Seine schnelle Fahrt hat allerdings einen Makel: Die Fotografen sind wie gesagt schon abgereist, als er auf der Piste unterwegs ist. Sie hören die Nachricht vom Überraschungssieg im Autoradio – und kehren umgehend nach St. Moritz zurück. «Sie flehten mich an, dass ich für sie hochsteige und nochmals über den Zielsprung fahre. Das habe ich gern getan.» Eine besondere Belohnung gibt es für den Sieg nicht. Tresch erinnert sich nur an ein zweites Dessert, das er am Abend im Hotel offeriert bekam. Doch die Medien feiern ihn. Die Schweizer Illustrierte schreibt, dass der Urner der kommende Toni Sailer oder Jean-Claude Killy der Schweiz sei.
«Okay, der grosse Titel fehlt vielleicht.
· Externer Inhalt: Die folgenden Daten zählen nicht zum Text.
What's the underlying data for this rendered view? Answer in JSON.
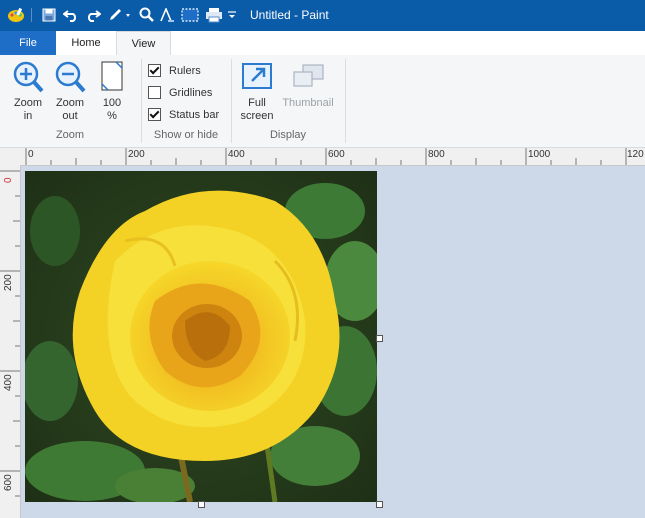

Doch ich bin gesund geblieben»
Kitzbühel-Sieger Walter Tresch über seine Karriere
Vielleicht wäre tatsächlich noch mehr möglich gewesen», meint er, «wenn mich ein harter Hund wie Karl Frehsner geführt hätte.» Stattdessen habe es stets geheissen: «Als Allrounder kann der Tresch alle Entscheidungen selber treffen.» Das sei nicht immer einfach gewesen. 1973, bei der Hauptprobe für die WM ein Jahr später in St. Moritz, treffen Bernhard Russi und er definitiv die falsche Entscheidung.
Nach Platz 2 im Morgentraining hält er es für möglich, dass er seinen Triumph wiederholen kann. Doch dann, bis zum Rennen am Mittag, kommt plötzlich Föhn auf. Russi und Tresch lassen denselben Wachs auf den Ski wie im Training. Ein fataler Fehler, denn der Schnee bleibt kleben. «Russi kam mit sieben Sekunden Rückstand ins Ziel, bei mir waren es gar 26 Sekunden», erinnert sich Walter Tresch lachend. «Ich, der hier schon gewonnen hatte, wurde 61. und Letzter.»